Saturday, 4 June 2011

Remain in Romania!

"You can't be that old! You are too beautiful to be that old!" exclaimed the Romanian passport control officer when I told him my age. His eyes suddenly narrowed suspiciously and he nodded towards the other official who was scrutinising my passport who looked up and I can only guess said "Bloomin eck! She is!" and handed him my passport. Great, I'm now going to be refused entry as I don't look as old as I should! I do really, it's just when you've spent the night on a rubbish dump and have your hair in pigtails and wearing baggy clothing and you're on a bike that looks too big for you.. anyway back to the story. He looked closely at my passport and looked up at me
"Aha! Sherlock! Sherlock Holmes" my age forgotten for now and I gave my sweetest smile and said he was my grandad.
"Are you married?" no.
"But you are beautiful" another sweet..ish smile
"How long are you staying in Romania?"
I explained that it would probably be 3 days that I was cycling to China and needed to head south through Bulgaria pretty soonish. Once again I received the usual guffaws, crazy womans, and then a shake of the hand with a slight and awkard embrace, a pat on the back from the other chap and as I cycled away he shouted
 "Marry me! Remain in Romania!"


Now let me take you back 500m to the other side of the Iron Gates Dam border crossing where I was trying to leave Serbia.. 2 dogs lept from the grass as I approached passport control and sped towards me growling, snapping, snarling.  ARGGHHGRRRRRR I screamed at them having not had my daily coffee and feeling a little fractious. They meekly crept away
"Passport please" sweet smile hand passport to Serbian official.
"Ah! Sherlock! Sherlock Holmes! Is he your grandad!" false laugh, yes of course
"Where did you stay last night"
"Oh. erm.." I looked at my map on top of my handlebar bag and saw the name Kalakov or something which was near by. "Here!"
"Name of hotel"
"I don't know" hmm, this is not looking good
"Receipt from hotel?"
"I don't have one, I've erm, thrown out all my receipts as I needed to lighten my load" Look matey I have just spent the night on a rubbish dump!I don't have a darn receipt. Please just let me leave the country. I'm a crap liar. I don't know what the consequences are of lying nor of not having a receipt. I need a coffee! And the toilet!
"Jillian. what?! How the heck do you know my full name?? oh yes. of course, my passport.

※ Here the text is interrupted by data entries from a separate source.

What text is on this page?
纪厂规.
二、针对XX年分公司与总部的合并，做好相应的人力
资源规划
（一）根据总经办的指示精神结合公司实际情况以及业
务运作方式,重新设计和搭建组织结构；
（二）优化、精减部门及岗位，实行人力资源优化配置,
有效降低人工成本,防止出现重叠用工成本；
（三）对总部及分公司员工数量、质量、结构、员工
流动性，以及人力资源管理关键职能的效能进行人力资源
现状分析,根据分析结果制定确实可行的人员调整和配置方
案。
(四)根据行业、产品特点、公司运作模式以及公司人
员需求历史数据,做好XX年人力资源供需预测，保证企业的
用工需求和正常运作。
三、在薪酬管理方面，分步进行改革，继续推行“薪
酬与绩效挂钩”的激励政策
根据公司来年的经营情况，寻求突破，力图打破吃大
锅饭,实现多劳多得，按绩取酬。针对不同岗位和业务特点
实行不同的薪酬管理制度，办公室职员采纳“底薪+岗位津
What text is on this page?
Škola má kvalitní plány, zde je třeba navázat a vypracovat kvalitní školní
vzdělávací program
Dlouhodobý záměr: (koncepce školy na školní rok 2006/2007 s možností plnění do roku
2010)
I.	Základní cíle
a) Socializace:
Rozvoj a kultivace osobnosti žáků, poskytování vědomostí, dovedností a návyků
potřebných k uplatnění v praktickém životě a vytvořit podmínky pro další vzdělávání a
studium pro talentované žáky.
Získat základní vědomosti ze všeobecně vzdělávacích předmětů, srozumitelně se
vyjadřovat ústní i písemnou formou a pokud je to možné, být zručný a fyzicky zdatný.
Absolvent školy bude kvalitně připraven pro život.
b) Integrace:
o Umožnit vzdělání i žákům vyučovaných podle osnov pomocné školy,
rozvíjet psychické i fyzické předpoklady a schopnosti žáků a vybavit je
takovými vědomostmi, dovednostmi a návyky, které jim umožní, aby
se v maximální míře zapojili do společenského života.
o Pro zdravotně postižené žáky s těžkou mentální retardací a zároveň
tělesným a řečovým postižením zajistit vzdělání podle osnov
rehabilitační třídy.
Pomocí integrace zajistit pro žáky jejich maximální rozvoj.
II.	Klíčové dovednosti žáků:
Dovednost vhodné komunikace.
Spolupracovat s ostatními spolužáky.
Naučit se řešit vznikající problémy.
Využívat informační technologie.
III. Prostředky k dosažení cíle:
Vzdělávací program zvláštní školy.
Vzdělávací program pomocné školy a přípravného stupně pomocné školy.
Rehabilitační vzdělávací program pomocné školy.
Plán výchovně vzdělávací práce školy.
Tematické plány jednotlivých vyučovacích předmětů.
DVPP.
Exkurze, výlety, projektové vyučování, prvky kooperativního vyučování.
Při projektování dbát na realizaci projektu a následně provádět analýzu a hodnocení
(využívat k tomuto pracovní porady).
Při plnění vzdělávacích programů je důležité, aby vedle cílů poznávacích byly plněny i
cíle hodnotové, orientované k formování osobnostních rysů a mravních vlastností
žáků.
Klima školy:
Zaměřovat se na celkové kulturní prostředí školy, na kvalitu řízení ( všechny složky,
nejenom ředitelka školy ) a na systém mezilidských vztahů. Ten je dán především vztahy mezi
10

You need to prove where you have slept. It is Serbian law" and he nodded his head towards an official looking sign on the counter, faded by the sunlight.
Balls
"Jillian please you must have something. Anything. From any night. I just need one" he said almost pleading and I looked up and beneath the stern glare looking down at me I noticed a hint of warmth, the empathy of an executionist maybe- I really really don't want to do this but I have a wife and child to feed
Fuckety..
"I, I don't.."
"Anything, Jillian. Please."
Suddenly I remembered! I had a receipt from Serbia! Just the one from my 8 days here from a campsite where I'd taken refuge in a storm and I'd chatted to the man about wild camping and he'd given me a receipt saying You may need this!
"I have one!" I shouted as I fumbled through my purse and pulled out the Golden ticket with glee.
Simultaneously we exhaled slowly. He ran his fingers through his hair. "Thank you, Jillian"
"I loved Serbia" I said pathetically never having learnt when to just shut up. I meant it! I did love the country but I just sounded crass
"I love Serbia too. Goodbye"

1 comment:

  1. Me too, I love Serbia too! (This made me lol).